Saturday, August 09, 2014

Do you believe in evolution?

Keith Blanchard makes an excellent point. Writing in The Week under the title "Why you should stop believing in evolution”, he says:
So if someone asks, "Do you believe in evolution," they are framing it wrong. That's like asking, "Do you believe in blue?"
Evolution is nothing more than a fairly simple way of understanding what is unquestionably happening. You don't believe in it — you either understand it or you don't. But pretending evolution is a matter of faith can be a clever way to hijack the conversation, and pit it in a false duality against religion.
 I have found that most non-science majors I know — even those who are otherwise well-educated — can’t describe evolution in a concise enough way to convince me that they really understand it. When pressed, it becomes clear that what they really believe in is “science”, or “what my teachers taught me” or “what other college-educated people believe”.

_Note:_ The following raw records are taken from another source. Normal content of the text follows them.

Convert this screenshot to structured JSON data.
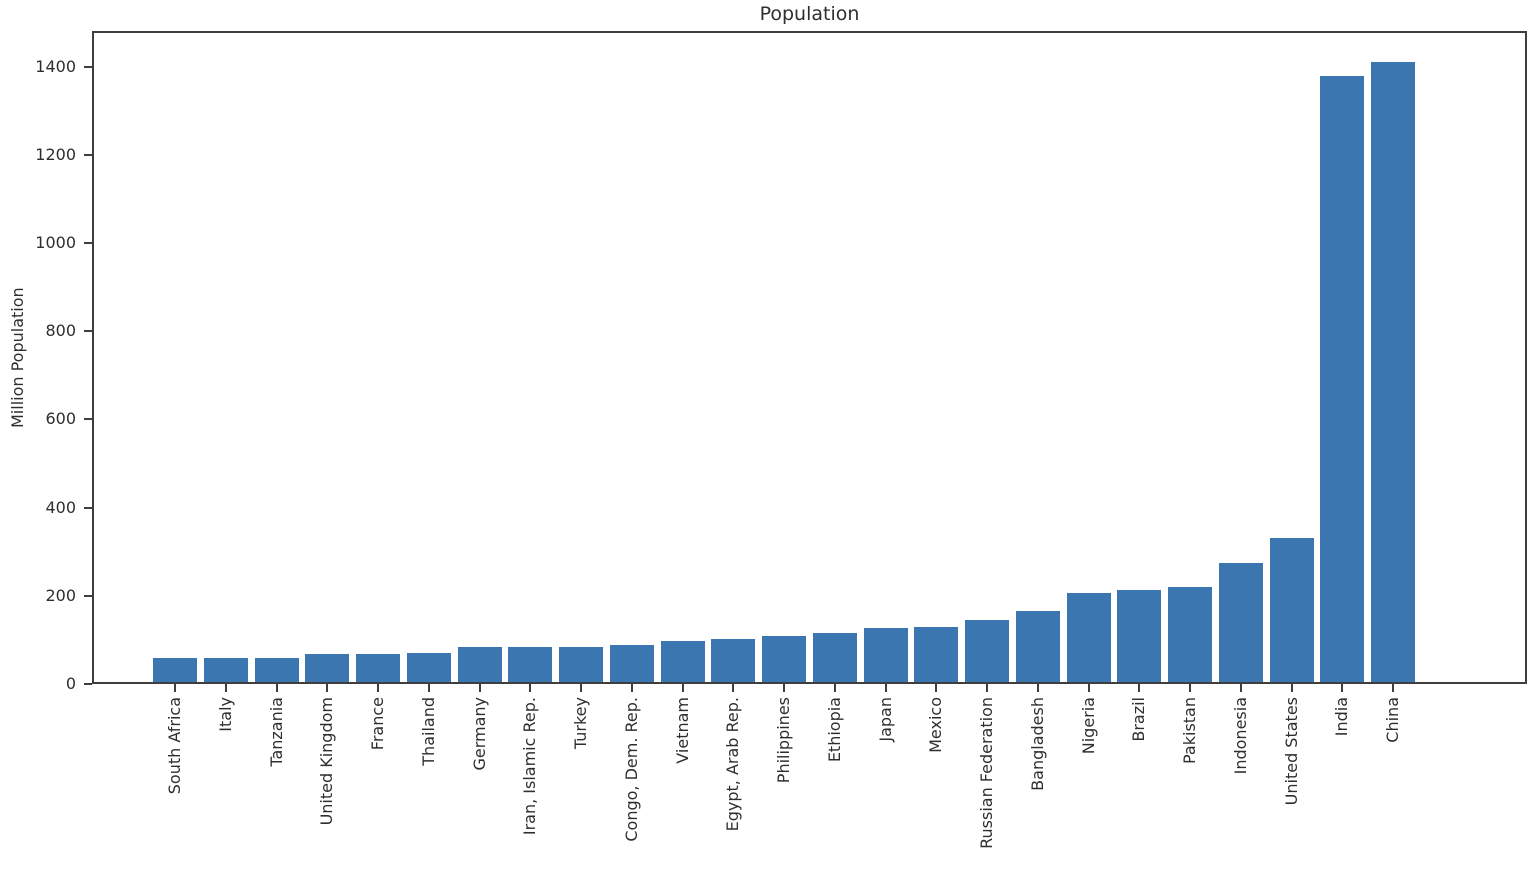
{
  "chart_data": {
    "type": "bar",
    "title": "Population",
    "xlabel": "",
    "ylabel": "Million Population",
    "categories": [
      "South Africa",
      "Italy",
      "Tanzania",
      "United Kingdom",
      "France",
      "Thailand",
      "Germany",
      "Iran, Islamic Rep.",
      "Turkey",
      "Congo, Dem. Rep.",
      "Vietnam",
      "Egypt, Arab Rep.",
      "Philippines",
      "Ethiopia",
      "Japan",
      "Mexico",
      "Russian Federation",
      "Bangladesh",
      "Nigeria",
      "Brazil",
      "Pakistan",
      "Indonesia",
      "United States",
      "India",
      "China"
    ],
    "values": [
      59.31,
      59.55,
      59.73,
      67.22,
      67.39,
      69.8,
      83.24,
      83.99,
      84.34,
      89.56,
      97.34,
      102.33,
      109.58,
      114.96,
      126.26,
      128.93,
      144.1,
      164.69,
      206.14,
      212.56,
      220.89,
      273.52,
      331.5,
      1380.0,
      1410.93
    ],
    "ylim": [
      0,
      1481
    ],
    "yticks": [
      0,
      200,
      400,
      600,
      800,
      1000,
      1200,
      1400
    ],
    "bar_color": "#3b76b0",
    "axis_color": "#3e3e3e",
    "text_color": "#2e2e2e",
    "grid": false,
    "legend": null
  }
}
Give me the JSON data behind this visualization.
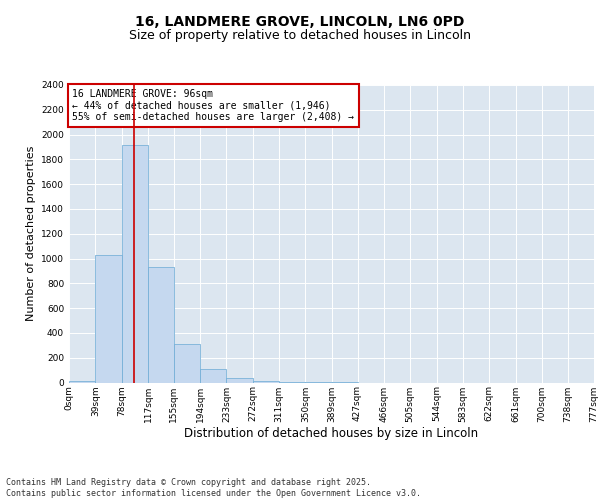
{
  "title_line1": "16, LANDMERE GROVE, LINCOLN, LN6 0PD",
  "title_line2": "Size of property relative to detached houses in Lincoln",
  "xlabel": "Distribution of detached houses by size in Lincoln",
  "ylabel": "Number of detached properties",
  "bar_edges": [
    0,
    39,
    78,
    117,
    155,
    194,
    233,
    272,
    311,
    350,
    389,
    427,
    466,
    505,
    544,
    583,
    622,
    661,
    700,
    738,
    777
  ],
  "bar_heights": [
    10,
    1030,
    1920,
    930,
    310,
    105,
    40,
    10,
    5,
    2,
    1,
    0,
    0,
    0,
    0,
    0,
    0,
    0,
    0,
    0
  ],
  "bar_color": "#c5d8ef",
  "bar_edgecolor": "#6aaad4",
  "vline_x": 96,
  "vline_color": "#cc0000",
  "annotation_text": "16 LANDMERE GROVE: 96sqm\n← 44% of detached houses are smaller (1,946)\n55% of semi-detached houses are larger (2,408) →",
  "annotation_box_color": "#cc0000",
  "ylim": [
    0,
    2400
  ],
  "yticks": [
    0,
    200,
    400,
    600,
    800,
    1000,
    1200,
    1400,
    1600,
    1800,
    2000,
    2200,
    2400
  ],
  "xtick_labels": [
    "0sqm",
    "39sqm",
    "78sqm",
    "117sqm",
    "155sqm",
    "194sqm",
    "233sqm",
    "272sqm",
    "311sqm",
    "350sqm",
    "389sqm",
    "427sqm",
    "466sqm",
    "505sqm",
    "544sqm",
    "583sqm",
    "622sqm",
    "661sqm",
    "700sqm",
    "738sqm",
    "777sqm"
  ],
  "background_color": "#dce6f0",
  "footer_text": "Contains HM Land Registry data © Crown copyright and database right 2025.\nContains public sector information licensed under the Open Government Licence v3.0.",
  "title_fontsize": 10,
  "subtitle_fontsize": 9,
  "tick_fontsize": 6.5,
  "ylabel_fontsize": 8,
  "xlabel_fontsize": 8.5,
  "footer_fontsize": 6,
  "annotation_fontsize": 7
}
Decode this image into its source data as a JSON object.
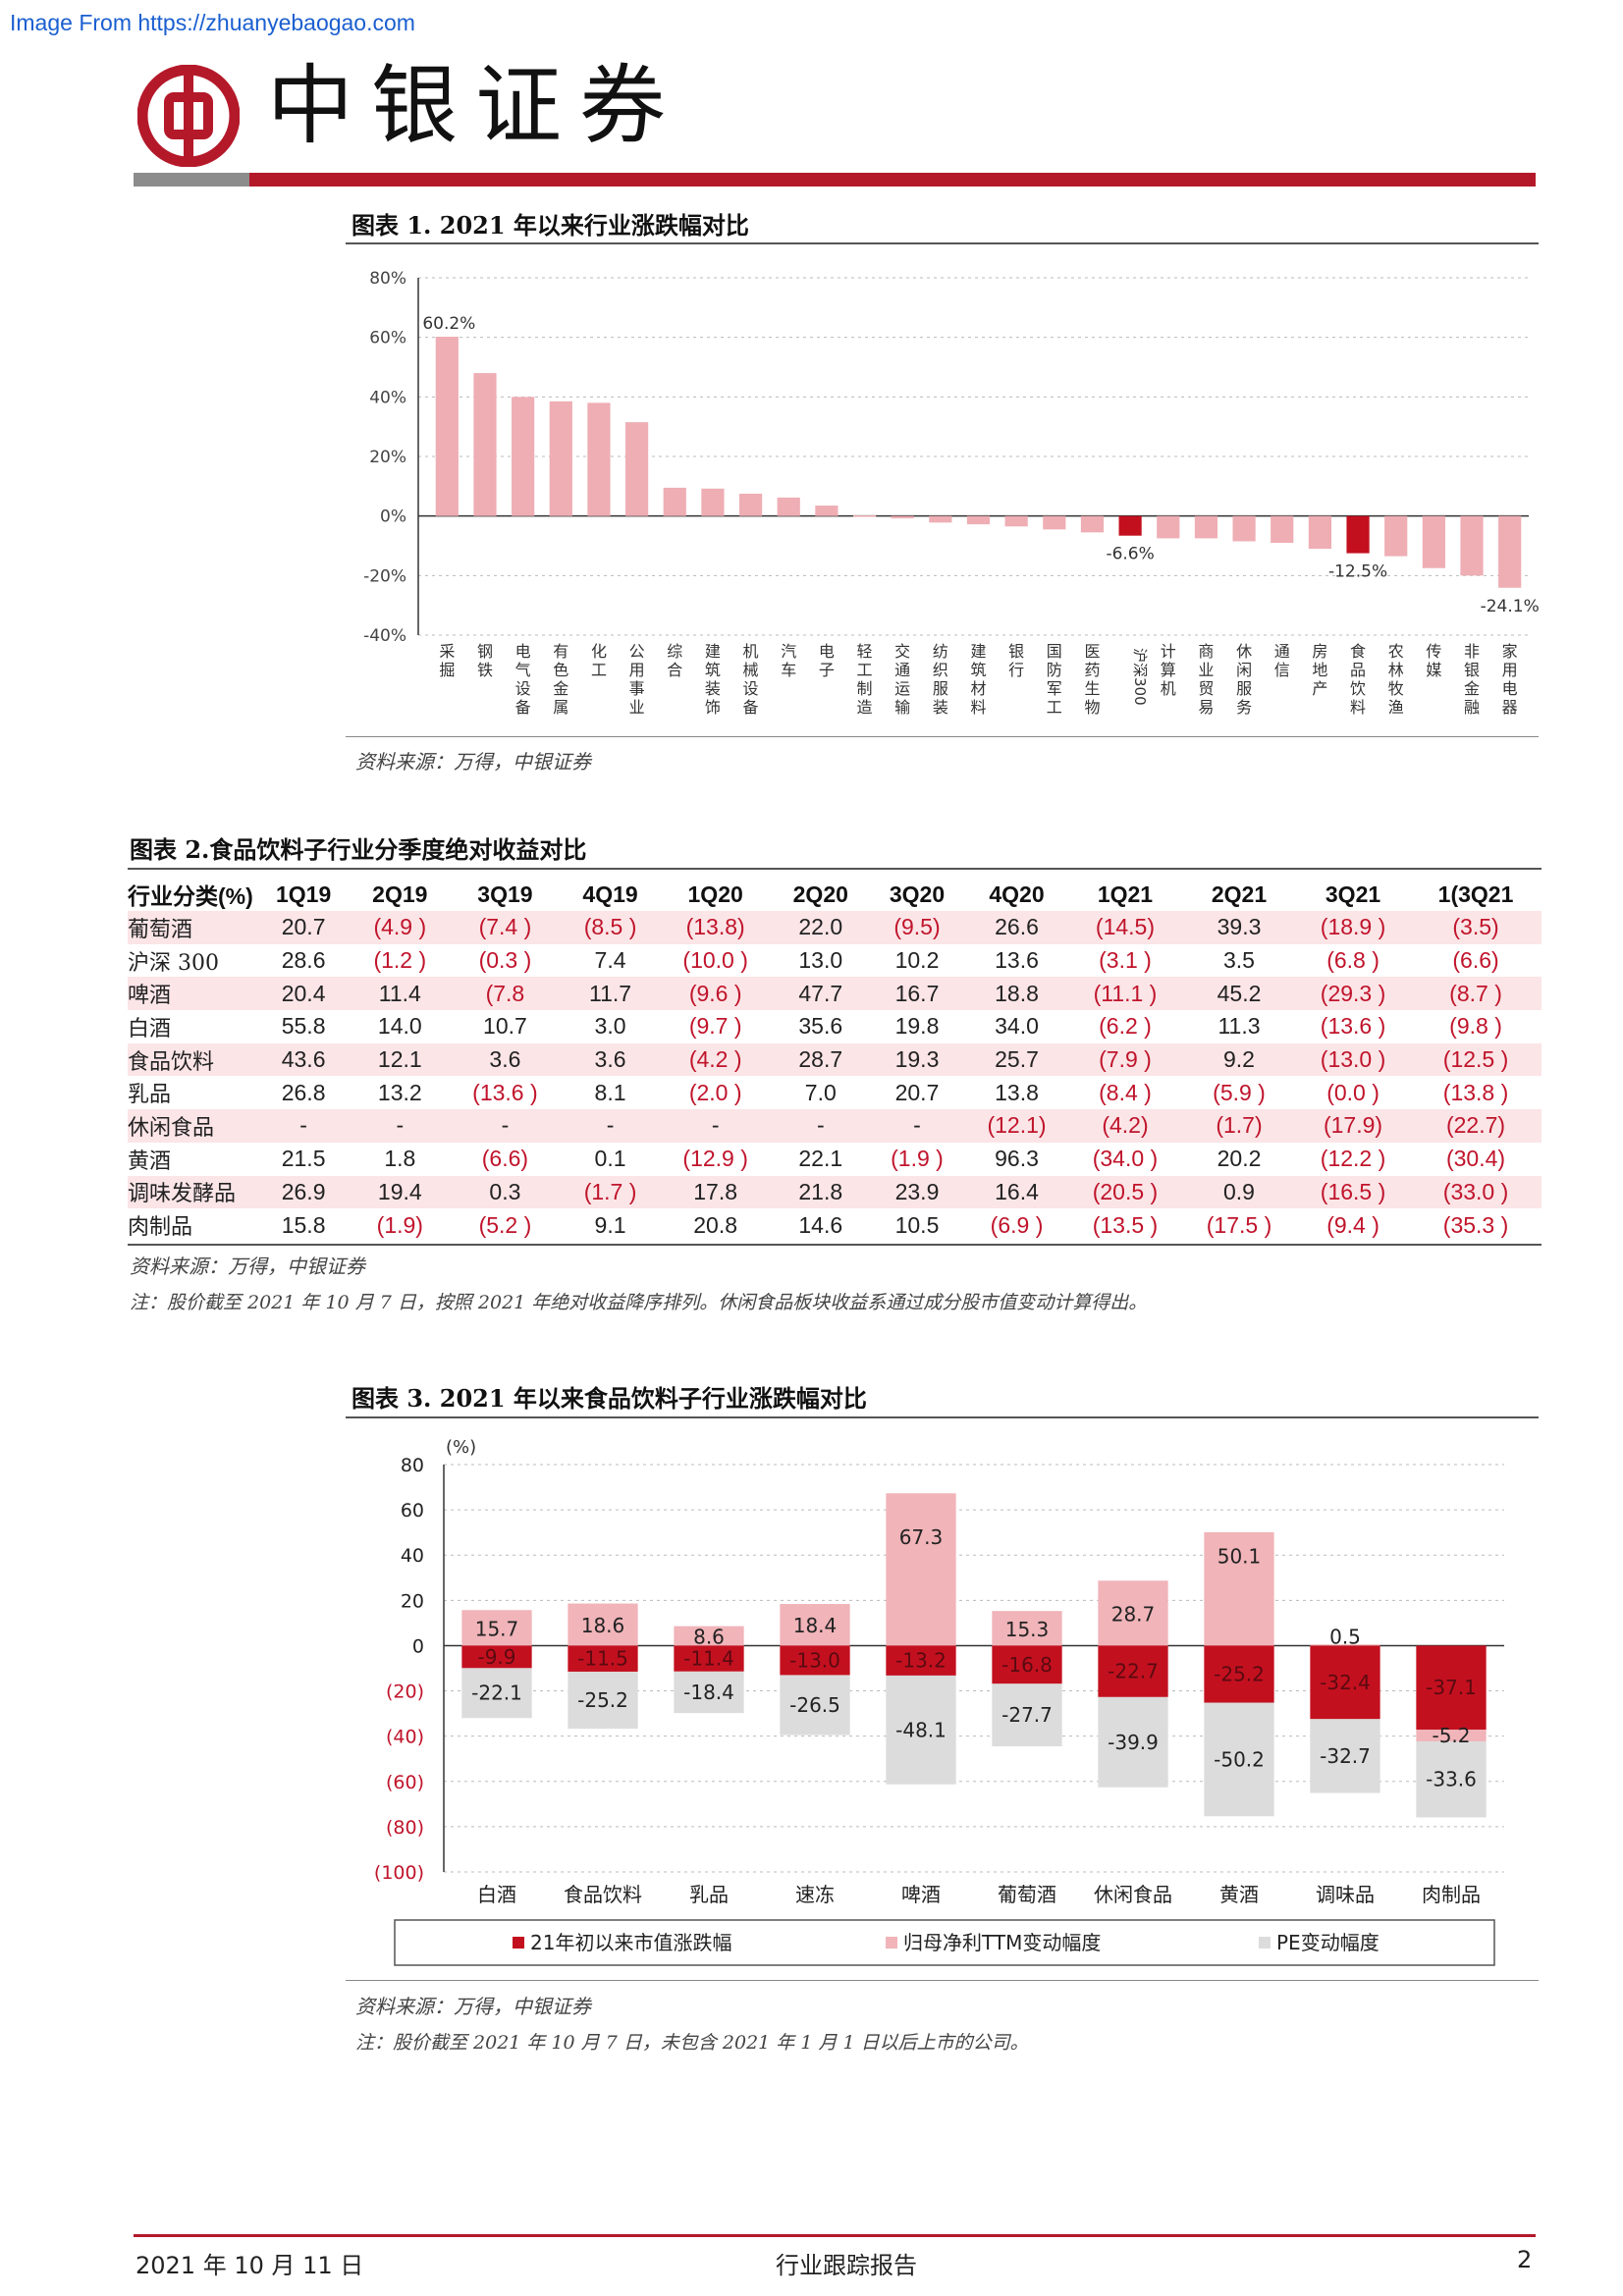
{
  "watermark": "Image From https://zhuanyebaogao.com",
  "header": {
    "brand": "中银证券"
  },
  "fig1": {
    "title": "图表 1. 2021 年以来行业涨跌幅对比",
    "source": "资料来源：万得，中银证券",
    "chart_data": {
      "type": "bar",
      "y_ticks": [
        "80%",
        "60%",
        "40%",
        "20%",
        "0%",
        "-20%",
        "-40%"
      ],
      "ylim": [
        -40,
        80
      ],
      "categories": [
        "采掘",
        "钢铁",
        "电气设备",
        "有色金属",
        "化工",
        "公用事业",
        "综合",
        "建筑装饰",
        "机械设备",
        "汽车",
        "电子",
        "轻工制造",
        "交通运输",
        "纺织服装",
        "建筑材料",
        "银行",
        "国防军工",
        "医药生物",
        "沪深300",
        "计算机",
        "商业贸易",
        "休闲服务",
        "通信",
        "房地产",
        "食品饮料",
        "农林牧渔",
        "传媒",
        "非银金融",
        "家用电器"
      ],
      "values": [
        60.2,
        48,
        40,
        38.5,
        38,
        31.5,
        9.5,
        9.2,
        7.5,
        6.2,
        3.5,
        0.2,
        -0.8,
        -2.2,
        -2.8,
        -3.5,
        -4.5,
        -5.5,
        -6.6,
        -7.5,
        -7.5,
        -8.5,
        -9,
        -11,
        -12.5,
        -13.5,
        -17.5,
        -20,
        -24.1
      ],
      "highlight": [
        "沪深300",
        "食品饮料"
      ],
      "data_labels": [
        {
          "category": "采掘",
          "text": "60.2%"
        },
        {
          "category": "沪深300",
          "text": "-6.6%"
        },
        {
          "category": "食品饮料",
          "text": "-12.5%"
        },
        {
          "category": "家用电器",
          "text": "-24.1%"
        }
      ],
      "colors": {
        "bar": "#eeaeb4",
        "highlight": "#c3101f"
      }
    }
  },
  "fig2": {
    "title": "图表 2.食品饮料子行业分季度绝对收益对比",
    "headers": [
      "行业分类(%)",
      "1Q19",
      "2Q19",
      "3Q19",
      "4Q19",
      "1Q20",
      "2Q20",
      "3Q20",
      "4Q20",
      "1Q21",
      "2Q21",
      "3Q21",
      "1(3Q21"
    ],
    "rows": [
      [
        "葡萄酒",
        "20.7",
        "(4.9 )",
        "(7.4 )",
        "(8.5 )",
        "(13.8)",
        "22.0",
        "(9.5)",
        "26.6",
        "(14.5)",
        "39.3",
        "(18.9 )",
        "(3.5)"
      ],
      [
        "沪深 300",
        "28.6",
        "(1.2 )",
        "(0.3 )",
        "7.4",
        "(10.0 )",
        "13.0",
        "10.2",
        "13.6",
        "(3.1 )",
        "3.5",
        "(6.8 )",
        "(6.6)"
      ],
      [
        "啤酒",
        "20.4",
        "11.4",
        "(7.8",
        "11.7",
        "(9.6 )",
        "47.7",
        "16.7",
        "18.8",
        "(11.1 )",
        "45.2",
        "(29.3 )",
        "(8.7 )"
      ],
      [
        "白酒",
        "55.8",
        "14.0",
        "10.7",
        "3.0",
        "(9.7 )",
        "35.6",
        "19.8",
        "34.0",
        "(6.2 )",
        "11.3",
        "(13.6 )",
        "(9.8 )"
      ],
      [
        "食品饮料",
        "43.6",
        "12.1",
        "3.6",
        "3.6",
        "(4.2 )",
        "28.7",
        "19.3",
        "25.7",
        "(7.9 )",
        "9.2",
        "(13.0 )",
        "(12.5 )"
      ],
      [
        "乳品",
        "26.8",
        "13.2",
        "(13.6 )",
        "8.1",
        "(2.0 )",
        "7.0",
        "20.7",
        "13.8",
        "(8.4 )",
        "(5.9 )",
        "(0.0 )",
        "(13.8 )"
      ],
      [
        "休闲食品",
        "-",
        "-",
        "-",
        "-",
        "-",
        "-",
        "-",
        "(12.1)",
        "(4.2)",
        "(1.7)",
        "(17.9)",
        "(22.7)"
      ],
      [
        "黄酒",
        "21.5",
        "1.8",
        "(6.6)",
        "0.1",
        "(12.9 )",
        "22.1",
        "(1.9 )",
        "96.3",
        "(34.0 )",
        "20.2",
        "(12.2 )",
        "(30.4)"
      ],
      [
        "调味发酵品",
        "26.9",
        "19.4",
        "0.3",
        "(1.7 )",
        "17.8",
        "21.8",
        "23.9",
        "16.4",
        "(20.5 )",
        "0.9",
        "(16.5 )",
        "(33.0 )"
      ],
      [
        "肉制品",
        "15.8",
        "(1.9)",
        "(5.2 )",
        "9.1",
        "20.8",
        "14.6",
        "10.5",
        "(6.9 )",
        "(13.5 )",
        "(17.5 )",
        "(9.4 )",
        "(35.3 )"
      ]
    ],
    "source": "资料来源：万得，中银证券",
    "note": "注：股价截至 2021 年 10 月 7 日，按照 2021 年绝对收益降序排列。休闲食品板块收益系通过成分股市值变动计算得出。"
  },
  "fig3": {
    "title": "图表 3. 2021 年以来食品饮料子行业涨跌幅对比",
    "source": "资料来源：万得，中银证券",
    "note": "注：股价截至 2021 年 10 月 7 日，未包含 2021 年 1 月 1 日以后上市的公司。",
    "chart_data": {
      "type": "bar",
      "unit_label": "(%)",
      "y_ticks": [
        "80",
        "60",
        "40",
        "20",
        "0",
        "(20)",
        "(40)",
        "(60)",
        "(80)",
        "(100)"
      ],
      "ylim": [
        -100,
        80
      ],
      "categories": [
        "白酒",
        "食品饮料",
        "乳品",
        "速冻",
        "啤酒",
        "葡萄酒",
        "休闲食品",
        "黄酒",
        "调味品",
        "肉制品"
      ],
      "series": [
        {
          "name": "21年初以来市值涨跌幅",
          "color": "#c3101f",
          "values": [
            -9.9,
            -11.5,
            -11.4,
            -13.0,
            -13.2,
            -16.8,
            -22.7,
            -25.2,
            -32.4,
            -37.1
          ]
        },
        {
          "name": "归母净利TTM变动幅度",
          "color": "#f0b4b9",
          "values": [
            15.7,
            18.6,
            8.6,
            18.4,
            67.3,
            15.3,
            28.7,
            50.1,
            0.5,
            -5.2
          ]
        },
        {
          "name": "PE变动幅度",
          "color": "#dcdcdc",
          "values": [
            -22.1,
            -25.2,
            -18.4,
            -26.5,
            -48.1,
            -27.7,
            -39.9,
            -50.2,
            -32.7,
            -33.6
          ]
        }
      ],
      "labels": {
        "market": [
          "-9.9",
          "-11.5",
          "-11.4",
          "-13.0",
          "-13.2",
          "-16.8",
          "-22.7",
          "-25.2",
          "-32.4",
          "-37.1"
        ],
        "profit": [
          "15.7",
          "18.6",
          "8.6",
          "18.4",
          "67.3",
          "15.3",
          "28.7",
          "50.1",
          "0.5",
          "-5.2"
        ],
        "pe": [
          "-22.1",
          "-25.2",
          "-18.4",
          "-26.5",
          "-48.1",
          "-27.7",
          "-39.9",
          "-50.2",
          "-32.7",
          "-33.6"
        ]
      },
      "legend": {
        "position": "bottom"
      }
    }
  },
  "footer": {
    "date": "2021 年 10 月 11 日",
    "doc_type": "行业跟踪报告",
    "page": "2"
  }
}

The same is true of many other topics where it’s tempting to ridicule those who don’t believe like you do:
  • Do you believe in the danger of GMO (or nuclear energy or the Keystone Pipeline)?
  • Do you believe in global warming?
  • Do you believe vaccines cause autism?
  • Do you believe in God?
When you don’t understand something, you can be easily fooled by somebody who does, which is why it’s dangerous to dismiss unbelievers as ignorant—often you’ll find they are more informed than you are, precisely because they’ve had to dig deeper into the issue in order to withstand criticism of an unpopular position.

To me that explains facts like why those who identify with the Tea Party are more likely to visit science museums, or why climate science literacy has no correlation with political identity.

What about you? Do you understand climate change?